Cost effective depression patient thought record categorization via self-taught learning

  • Authors:
  • Hua Wang;Heng Huang;Monica Basco;Molly Lopez;Fillia Makedon

  • Affiliations:
  • University of Texas at Arlington, TX;University of Texas at Arlington, TX;University of Texas at Arlington, TX;The University of Texas at Austin, TX;University of Texas at Arlington, TX

  • Venue:
  • Proceedings of the 4th International Conference on PErvasive Technologies Related to Assistive Environments
  • Year:
  • 2011

Quantified Score

Hi-index 0.00

Visualization

Abstract

Automatic patient though record categorization (TR) is important in Cognitive Behavior Therapy (CBT), which is an useful augmentation of standard clinic treatment for Major Depressive Disorder (MDD).

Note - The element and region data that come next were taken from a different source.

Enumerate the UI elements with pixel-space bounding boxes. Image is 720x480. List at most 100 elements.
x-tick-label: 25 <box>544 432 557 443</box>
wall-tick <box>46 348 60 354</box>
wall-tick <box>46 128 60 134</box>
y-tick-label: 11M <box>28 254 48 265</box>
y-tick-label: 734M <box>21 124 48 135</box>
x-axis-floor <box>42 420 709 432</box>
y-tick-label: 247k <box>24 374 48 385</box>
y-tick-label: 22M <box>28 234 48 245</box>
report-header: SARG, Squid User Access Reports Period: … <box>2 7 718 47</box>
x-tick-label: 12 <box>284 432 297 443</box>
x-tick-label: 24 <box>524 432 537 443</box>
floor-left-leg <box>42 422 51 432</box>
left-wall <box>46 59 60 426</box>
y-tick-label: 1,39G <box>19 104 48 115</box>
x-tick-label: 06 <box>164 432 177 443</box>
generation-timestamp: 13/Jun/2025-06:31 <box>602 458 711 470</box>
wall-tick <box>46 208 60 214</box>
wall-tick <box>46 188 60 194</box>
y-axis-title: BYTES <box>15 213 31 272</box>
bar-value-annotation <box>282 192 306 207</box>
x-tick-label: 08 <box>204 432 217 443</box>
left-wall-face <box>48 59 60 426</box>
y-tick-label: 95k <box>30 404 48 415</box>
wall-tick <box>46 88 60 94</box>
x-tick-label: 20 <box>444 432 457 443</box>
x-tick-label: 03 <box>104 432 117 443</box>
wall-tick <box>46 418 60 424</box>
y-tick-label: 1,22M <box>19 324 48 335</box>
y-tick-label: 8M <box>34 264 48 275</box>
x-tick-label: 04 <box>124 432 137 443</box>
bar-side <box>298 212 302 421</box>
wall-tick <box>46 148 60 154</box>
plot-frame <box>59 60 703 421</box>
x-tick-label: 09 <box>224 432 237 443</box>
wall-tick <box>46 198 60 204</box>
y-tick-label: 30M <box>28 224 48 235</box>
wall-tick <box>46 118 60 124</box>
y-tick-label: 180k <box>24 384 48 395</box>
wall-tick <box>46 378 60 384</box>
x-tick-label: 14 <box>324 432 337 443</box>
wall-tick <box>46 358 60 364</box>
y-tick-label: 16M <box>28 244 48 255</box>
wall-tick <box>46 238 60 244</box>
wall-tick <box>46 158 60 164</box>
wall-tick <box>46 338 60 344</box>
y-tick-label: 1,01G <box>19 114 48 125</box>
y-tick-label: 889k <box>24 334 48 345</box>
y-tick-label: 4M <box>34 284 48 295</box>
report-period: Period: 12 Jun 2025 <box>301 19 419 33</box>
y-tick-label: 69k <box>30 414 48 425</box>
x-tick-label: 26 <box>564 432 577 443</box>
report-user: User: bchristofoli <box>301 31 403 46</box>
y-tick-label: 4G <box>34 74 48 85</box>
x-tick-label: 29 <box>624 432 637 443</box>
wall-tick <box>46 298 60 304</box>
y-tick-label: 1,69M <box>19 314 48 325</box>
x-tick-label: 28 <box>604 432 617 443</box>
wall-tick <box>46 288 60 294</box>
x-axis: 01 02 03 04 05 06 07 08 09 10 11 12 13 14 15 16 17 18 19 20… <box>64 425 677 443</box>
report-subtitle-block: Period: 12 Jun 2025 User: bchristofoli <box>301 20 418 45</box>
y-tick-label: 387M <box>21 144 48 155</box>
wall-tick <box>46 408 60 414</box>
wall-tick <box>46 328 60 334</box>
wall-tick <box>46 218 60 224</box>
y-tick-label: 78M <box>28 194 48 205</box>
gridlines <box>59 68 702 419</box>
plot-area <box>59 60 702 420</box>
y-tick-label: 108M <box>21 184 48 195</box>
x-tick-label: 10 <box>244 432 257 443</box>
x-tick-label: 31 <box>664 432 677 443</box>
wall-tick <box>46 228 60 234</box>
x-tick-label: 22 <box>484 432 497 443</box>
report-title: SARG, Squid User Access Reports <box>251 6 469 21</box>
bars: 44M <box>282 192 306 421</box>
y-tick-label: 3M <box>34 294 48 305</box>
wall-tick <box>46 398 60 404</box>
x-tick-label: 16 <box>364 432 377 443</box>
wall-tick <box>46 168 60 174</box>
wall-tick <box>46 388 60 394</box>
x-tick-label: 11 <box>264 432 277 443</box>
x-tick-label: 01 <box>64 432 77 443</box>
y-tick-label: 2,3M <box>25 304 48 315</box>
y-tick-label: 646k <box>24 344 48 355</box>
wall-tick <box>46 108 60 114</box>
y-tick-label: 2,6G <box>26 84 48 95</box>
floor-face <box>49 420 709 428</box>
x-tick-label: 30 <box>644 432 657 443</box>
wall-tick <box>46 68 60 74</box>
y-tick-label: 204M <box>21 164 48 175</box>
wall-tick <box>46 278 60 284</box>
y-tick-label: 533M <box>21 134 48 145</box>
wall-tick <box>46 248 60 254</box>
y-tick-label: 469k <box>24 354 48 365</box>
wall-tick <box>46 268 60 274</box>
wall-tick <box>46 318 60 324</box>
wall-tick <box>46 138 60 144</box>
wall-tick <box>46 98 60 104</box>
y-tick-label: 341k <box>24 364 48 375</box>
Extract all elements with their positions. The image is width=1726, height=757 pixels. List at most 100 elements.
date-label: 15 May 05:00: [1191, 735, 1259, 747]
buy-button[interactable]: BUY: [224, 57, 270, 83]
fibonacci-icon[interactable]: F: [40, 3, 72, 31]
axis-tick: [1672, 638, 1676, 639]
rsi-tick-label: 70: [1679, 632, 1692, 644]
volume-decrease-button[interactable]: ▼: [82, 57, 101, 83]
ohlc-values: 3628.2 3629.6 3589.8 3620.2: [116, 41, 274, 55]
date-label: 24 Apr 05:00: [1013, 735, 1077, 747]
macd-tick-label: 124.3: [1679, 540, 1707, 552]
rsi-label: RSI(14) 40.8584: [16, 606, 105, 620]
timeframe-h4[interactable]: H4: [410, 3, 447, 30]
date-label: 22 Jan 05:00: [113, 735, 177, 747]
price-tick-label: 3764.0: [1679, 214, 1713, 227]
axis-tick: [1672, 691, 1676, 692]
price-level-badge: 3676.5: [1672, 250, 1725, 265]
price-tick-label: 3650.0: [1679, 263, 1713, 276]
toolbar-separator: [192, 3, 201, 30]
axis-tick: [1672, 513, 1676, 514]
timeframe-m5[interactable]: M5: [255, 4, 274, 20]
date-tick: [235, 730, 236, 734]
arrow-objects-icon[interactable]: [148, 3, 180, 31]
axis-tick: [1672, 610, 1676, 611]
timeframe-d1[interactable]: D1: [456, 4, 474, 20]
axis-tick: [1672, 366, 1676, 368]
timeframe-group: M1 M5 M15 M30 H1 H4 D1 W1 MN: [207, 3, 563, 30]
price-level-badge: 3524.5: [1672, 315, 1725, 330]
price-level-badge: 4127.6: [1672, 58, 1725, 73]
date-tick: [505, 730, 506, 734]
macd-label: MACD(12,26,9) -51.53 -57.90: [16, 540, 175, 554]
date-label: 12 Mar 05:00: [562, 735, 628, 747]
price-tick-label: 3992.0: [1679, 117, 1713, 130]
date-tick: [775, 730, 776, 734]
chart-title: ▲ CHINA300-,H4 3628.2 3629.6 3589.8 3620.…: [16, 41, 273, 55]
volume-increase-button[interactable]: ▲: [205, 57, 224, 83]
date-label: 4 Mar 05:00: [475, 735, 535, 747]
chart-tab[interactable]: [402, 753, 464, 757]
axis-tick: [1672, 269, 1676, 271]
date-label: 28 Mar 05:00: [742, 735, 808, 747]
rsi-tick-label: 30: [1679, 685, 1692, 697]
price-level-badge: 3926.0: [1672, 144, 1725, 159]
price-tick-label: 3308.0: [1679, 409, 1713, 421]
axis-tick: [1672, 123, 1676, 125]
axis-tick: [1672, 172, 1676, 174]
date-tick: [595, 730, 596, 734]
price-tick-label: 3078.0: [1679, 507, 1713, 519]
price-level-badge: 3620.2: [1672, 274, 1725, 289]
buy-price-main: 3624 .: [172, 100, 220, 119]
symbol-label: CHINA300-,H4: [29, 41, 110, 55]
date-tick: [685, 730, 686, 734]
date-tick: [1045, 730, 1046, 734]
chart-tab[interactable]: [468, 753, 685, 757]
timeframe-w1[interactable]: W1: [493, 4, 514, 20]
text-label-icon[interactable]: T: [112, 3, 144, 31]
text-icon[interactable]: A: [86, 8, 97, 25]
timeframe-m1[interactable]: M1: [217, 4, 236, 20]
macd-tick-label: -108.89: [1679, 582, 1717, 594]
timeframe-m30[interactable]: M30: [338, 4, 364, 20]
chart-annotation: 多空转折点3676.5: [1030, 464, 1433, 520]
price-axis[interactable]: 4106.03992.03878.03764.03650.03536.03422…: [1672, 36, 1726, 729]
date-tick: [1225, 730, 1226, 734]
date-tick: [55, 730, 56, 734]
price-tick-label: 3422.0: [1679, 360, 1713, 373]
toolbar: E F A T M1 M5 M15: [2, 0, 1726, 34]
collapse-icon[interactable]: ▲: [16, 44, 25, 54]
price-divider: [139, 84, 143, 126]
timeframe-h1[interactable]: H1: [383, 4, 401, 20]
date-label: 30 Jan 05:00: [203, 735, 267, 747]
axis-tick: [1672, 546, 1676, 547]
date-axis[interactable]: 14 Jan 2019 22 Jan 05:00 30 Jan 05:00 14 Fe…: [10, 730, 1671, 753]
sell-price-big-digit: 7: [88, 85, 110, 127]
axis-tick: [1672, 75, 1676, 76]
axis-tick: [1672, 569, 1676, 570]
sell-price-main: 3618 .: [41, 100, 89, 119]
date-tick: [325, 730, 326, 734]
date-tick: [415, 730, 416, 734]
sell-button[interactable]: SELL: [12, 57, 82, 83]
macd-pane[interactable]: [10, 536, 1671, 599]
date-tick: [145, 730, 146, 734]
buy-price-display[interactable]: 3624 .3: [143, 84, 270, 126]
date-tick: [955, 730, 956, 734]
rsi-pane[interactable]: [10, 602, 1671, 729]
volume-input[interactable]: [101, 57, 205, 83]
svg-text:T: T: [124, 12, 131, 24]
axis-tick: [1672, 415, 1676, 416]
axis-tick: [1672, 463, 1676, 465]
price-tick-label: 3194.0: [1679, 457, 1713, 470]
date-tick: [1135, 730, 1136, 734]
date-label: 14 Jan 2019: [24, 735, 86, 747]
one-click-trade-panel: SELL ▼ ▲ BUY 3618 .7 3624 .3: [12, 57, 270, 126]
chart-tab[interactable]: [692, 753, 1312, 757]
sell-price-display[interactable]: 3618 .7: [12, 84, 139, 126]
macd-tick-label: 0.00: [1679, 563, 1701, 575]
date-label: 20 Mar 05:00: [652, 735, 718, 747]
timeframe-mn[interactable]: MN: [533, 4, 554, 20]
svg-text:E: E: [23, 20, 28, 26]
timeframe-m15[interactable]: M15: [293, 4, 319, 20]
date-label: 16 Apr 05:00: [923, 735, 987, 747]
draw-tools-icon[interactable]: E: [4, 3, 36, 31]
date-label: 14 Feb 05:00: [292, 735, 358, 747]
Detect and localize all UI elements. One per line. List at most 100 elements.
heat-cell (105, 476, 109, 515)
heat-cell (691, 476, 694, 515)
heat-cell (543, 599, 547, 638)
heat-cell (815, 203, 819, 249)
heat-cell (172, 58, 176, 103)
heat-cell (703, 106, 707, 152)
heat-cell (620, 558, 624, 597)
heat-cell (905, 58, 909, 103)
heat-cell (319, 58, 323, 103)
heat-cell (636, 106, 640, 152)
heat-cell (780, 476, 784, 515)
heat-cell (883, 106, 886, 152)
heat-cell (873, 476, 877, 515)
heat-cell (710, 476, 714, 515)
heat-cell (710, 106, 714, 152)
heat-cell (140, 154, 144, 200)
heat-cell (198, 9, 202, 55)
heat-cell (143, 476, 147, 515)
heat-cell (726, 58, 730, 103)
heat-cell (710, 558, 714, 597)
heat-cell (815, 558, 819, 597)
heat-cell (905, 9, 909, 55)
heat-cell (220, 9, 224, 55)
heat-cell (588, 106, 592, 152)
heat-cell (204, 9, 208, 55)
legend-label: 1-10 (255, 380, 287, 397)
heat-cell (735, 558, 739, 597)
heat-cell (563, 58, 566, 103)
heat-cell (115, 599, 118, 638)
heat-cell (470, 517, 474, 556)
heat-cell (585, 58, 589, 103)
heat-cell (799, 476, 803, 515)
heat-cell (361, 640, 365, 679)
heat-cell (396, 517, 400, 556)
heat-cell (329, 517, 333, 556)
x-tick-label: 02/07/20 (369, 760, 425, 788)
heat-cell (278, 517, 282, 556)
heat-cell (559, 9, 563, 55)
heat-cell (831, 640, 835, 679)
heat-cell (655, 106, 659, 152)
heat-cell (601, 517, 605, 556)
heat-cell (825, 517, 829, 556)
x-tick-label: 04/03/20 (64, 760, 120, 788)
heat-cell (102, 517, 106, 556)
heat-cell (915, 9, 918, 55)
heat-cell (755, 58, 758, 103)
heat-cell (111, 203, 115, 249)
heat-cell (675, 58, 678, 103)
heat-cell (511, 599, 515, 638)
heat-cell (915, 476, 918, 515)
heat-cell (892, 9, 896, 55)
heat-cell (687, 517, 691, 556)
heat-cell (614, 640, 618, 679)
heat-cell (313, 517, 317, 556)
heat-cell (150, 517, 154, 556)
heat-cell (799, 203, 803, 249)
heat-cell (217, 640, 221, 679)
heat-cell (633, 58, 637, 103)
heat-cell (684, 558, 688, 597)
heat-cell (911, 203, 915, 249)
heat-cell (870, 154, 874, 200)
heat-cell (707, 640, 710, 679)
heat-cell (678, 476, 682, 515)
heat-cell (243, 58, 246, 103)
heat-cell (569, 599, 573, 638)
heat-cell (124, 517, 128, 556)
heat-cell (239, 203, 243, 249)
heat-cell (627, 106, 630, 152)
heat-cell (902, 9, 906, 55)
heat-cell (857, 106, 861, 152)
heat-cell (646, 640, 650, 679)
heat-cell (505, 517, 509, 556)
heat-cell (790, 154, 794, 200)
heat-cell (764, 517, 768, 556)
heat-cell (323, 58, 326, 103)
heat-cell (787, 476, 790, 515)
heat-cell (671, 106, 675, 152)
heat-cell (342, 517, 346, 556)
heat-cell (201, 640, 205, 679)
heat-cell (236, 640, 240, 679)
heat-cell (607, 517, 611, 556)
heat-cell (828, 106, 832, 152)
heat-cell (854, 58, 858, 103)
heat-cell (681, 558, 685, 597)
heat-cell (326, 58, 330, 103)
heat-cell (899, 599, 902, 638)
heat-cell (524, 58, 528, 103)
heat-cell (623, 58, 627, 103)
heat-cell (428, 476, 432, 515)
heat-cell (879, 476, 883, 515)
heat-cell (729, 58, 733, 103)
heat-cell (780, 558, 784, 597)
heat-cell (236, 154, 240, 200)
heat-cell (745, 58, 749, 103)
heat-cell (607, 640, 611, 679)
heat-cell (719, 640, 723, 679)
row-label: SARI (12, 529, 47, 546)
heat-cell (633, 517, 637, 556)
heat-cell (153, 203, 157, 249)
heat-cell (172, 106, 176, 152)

Because both collection and labeling of TR data are expensive, it is cost prohibitive to require a large amount of TR data, as well as their cor-responding category labels, to train a classification model with high classification accuracy. As in practice we only have very limited amount of labeled and unlabeled training TR data, traditional semi-supervised learning methods and transfer learning methods, which are the most commonly used strategies to deal with the lack of training data in statistical learning, can not work well in the task of automatic TR categorization. With the recognition of these challenges, in this paper we propose to approach the TR categorization problem from a new perspective via self-taught learning, an emerging topic in machine learning. Self-taught learning is a special type of transfer learning, instead of requiring labeled data from an auxiliary domain that are relevant to the classification task of interest as in traditional transfer learning methods, it learns the inherent structures of the auxiliary data and does not require their labels. Consequently, we may learn a classifier using the limited amount of labeled TR texts to achieve decent classification accuracy, with the assistance from the large amount text data obtained from some cheap, or even no-cost, resources. That is, a cost effective TR categorization system can be built up, which is of particular use in practical diagnosis and training of new therapists. We demonstrate the proposed method in the task of classifying the real depression homework texts, where promising experimental results validate the effectiveness of our new method.